One view is represented by Irwin (Stephen Campbell Moore), a hotshot young tutor and symbol of Thatcher-era go-getter mentality, hired by the school to scrape away the rust of received opinion from the students’ thinking so that their answers to test questions will have more “edge.” On the other side is Hector (Richard Griffiths), the poetry-spouting, eccentric teacher of general studies. An obese, 50-something school fixture (imagine a squishier, teary-eyed Charles Laughton or Peter Ustinov), Hector cares deeply about how knowledge is applied to life. A married homosexual, he might be described as Mr.

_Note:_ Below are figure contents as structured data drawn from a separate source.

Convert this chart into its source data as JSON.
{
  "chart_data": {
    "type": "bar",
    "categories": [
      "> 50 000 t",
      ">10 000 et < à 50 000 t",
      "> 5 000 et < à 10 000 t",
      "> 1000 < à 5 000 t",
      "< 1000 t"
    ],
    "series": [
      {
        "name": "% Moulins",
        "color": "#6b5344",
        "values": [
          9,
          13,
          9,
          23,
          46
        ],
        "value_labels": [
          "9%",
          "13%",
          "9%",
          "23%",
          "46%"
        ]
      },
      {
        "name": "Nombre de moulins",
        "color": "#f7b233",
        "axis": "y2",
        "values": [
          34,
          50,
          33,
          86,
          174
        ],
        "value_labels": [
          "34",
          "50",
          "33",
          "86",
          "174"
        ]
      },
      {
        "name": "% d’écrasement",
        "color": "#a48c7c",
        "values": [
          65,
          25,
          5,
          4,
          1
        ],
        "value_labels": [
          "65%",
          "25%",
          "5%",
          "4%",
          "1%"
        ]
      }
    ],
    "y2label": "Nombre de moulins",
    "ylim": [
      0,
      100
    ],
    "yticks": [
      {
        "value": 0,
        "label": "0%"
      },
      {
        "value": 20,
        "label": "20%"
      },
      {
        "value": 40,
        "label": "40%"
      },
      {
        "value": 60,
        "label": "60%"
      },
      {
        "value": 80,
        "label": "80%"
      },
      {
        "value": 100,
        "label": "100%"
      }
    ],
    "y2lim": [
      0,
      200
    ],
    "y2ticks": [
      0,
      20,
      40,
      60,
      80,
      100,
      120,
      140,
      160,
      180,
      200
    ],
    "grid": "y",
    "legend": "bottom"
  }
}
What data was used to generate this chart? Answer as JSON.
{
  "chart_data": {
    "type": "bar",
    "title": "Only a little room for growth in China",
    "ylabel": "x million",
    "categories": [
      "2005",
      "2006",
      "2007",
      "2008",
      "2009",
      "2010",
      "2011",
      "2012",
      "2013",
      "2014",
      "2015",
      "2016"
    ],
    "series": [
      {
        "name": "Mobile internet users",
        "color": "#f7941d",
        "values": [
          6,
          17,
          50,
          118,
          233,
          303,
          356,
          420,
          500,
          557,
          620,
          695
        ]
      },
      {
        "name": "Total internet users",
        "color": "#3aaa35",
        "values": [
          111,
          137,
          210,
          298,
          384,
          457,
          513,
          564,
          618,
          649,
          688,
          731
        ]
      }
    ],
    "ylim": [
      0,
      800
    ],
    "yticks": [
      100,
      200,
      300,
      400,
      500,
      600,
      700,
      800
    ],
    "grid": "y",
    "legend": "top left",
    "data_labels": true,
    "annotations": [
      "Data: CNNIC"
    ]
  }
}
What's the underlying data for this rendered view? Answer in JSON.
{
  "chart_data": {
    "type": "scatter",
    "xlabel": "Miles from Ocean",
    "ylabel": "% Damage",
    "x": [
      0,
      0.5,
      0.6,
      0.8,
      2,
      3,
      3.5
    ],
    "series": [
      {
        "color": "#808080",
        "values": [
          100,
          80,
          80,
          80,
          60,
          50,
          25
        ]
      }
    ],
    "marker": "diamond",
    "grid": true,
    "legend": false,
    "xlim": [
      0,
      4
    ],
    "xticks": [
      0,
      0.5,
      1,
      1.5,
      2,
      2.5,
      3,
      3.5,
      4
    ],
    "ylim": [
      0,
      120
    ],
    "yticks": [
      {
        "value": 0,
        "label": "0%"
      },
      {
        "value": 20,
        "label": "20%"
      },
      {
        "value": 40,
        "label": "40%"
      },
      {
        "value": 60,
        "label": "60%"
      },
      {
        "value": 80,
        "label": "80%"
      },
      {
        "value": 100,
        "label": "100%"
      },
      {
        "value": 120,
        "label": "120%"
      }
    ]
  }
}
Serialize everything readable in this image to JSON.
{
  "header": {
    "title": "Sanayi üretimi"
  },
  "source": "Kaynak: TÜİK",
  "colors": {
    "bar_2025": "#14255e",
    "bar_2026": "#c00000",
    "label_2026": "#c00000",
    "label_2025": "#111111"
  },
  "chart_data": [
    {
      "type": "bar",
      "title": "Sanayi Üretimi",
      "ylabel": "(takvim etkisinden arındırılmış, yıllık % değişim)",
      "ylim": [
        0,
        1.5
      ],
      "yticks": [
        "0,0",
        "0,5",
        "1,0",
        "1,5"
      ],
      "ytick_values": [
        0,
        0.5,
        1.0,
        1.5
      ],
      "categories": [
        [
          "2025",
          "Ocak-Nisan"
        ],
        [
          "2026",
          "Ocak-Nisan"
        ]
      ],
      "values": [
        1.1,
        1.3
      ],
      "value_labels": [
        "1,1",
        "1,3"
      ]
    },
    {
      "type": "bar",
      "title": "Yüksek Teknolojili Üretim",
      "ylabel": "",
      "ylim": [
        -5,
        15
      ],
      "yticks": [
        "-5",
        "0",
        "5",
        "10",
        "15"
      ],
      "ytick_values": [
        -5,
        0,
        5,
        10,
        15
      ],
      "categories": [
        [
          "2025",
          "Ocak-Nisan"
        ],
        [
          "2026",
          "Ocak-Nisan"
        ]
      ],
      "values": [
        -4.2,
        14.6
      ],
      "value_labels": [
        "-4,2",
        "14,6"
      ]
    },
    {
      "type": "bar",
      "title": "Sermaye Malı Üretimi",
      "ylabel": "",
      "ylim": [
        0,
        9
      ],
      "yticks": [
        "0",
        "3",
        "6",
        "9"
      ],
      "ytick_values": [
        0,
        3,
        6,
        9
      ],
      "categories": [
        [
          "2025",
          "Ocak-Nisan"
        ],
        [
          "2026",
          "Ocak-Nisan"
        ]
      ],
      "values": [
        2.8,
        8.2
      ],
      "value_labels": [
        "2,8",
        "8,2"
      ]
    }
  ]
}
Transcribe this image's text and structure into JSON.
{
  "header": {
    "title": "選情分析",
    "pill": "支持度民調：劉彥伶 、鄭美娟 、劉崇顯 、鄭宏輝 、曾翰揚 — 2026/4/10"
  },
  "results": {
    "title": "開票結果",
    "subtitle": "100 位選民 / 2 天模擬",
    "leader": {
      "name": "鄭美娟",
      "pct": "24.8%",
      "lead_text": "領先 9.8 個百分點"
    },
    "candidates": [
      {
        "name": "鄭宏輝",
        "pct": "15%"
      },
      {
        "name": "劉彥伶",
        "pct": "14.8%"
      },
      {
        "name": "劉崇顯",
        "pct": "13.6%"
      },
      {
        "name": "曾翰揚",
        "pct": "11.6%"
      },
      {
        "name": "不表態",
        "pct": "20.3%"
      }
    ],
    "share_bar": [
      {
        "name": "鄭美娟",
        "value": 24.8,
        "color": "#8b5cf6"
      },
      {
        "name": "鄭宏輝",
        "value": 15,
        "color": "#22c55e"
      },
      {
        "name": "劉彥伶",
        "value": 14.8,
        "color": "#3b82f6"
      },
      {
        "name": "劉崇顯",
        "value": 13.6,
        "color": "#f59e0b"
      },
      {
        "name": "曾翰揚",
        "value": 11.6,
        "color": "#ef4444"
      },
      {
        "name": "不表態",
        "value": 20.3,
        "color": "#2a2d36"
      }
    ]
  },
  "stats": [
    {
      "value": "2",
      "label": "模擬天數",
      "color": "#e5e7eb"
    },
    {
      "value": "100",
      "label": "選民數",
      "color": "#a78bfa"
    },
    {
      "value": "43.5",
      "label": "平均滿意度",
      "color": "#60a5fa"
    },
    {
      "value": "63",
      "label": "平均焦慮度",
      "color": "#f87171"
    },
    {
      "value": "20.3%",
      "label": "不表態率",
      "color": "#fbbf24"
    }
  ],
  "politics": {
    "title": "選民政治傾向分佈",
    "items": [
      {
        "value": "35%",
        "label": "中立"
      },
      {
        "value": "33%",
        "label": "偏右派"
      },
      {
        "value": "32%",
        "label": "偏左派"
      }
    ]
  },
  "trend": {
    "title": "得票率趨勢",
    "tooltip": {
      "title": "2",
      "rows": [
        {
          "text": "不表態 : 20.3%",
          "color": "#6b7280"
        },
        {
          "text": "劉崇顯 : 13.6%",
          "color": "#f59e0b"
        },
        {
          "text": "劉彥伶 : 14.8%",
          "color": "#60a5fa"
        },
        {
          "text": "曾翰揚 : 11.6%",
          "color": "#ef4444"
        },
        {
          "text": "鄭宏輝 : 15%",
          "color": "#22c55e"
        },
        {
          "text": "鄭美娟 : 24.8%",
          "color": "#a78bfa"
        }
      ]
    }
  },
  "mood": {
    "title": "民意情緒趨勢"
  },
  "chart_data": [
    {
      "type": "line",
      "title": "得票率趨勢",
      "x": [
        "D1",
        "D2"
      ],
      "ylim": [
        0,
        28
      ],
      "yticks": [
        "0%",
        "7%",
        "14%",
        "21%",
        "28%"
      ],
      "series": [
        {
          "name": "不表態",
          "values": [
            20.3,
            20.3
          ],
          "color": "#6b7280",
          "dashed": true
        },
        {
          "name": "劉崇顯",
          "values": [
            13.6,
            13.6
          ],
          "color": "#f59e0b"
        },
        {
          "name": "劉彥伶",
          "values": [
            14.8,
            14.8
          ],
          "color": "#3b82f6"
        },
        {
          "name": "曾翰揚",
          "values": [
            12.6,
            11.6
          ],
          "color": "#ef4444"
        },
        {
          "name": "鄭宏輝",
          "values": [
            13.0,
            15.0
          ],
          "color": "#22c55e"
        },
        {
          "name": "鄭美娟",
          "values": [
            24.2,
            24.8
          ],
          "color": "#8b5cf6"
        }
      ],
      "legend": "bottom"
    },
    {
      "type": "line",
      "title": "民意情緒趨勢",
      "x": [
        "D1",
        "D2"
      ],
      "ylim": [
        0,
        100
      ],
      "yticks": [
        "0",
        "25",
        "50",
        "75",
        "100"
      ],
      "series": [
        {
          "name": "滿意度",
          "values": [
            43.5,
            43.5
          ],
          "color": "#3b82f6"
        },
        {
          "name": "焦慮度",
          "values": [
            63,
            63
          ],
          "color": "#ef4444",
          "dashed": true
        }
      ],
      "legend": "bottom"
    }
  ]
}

Chips With Kinks.

His pure idealism is measured by his response to a student during a discussion of the Holocaust. When the boy reels off a quote from Wittgenstein — “Whereof one cannot speak, thereof one must be silent” — Hector scolds him for glibness and for treating the words as “a dinky formula.” A true believer in the humanizing power of education, Hector subscribes to the academic credo of A. E. Housman: “All human knowledge is precious whether or not it serves the slightest human use.”...

For all its delights, “The History Boys” is not a world-changing work of art. It is exactly what Irwin calls history: entertainment, a scintillating contrivance that is only as good as its epigrams. Below the surface lies a gooey custard filling.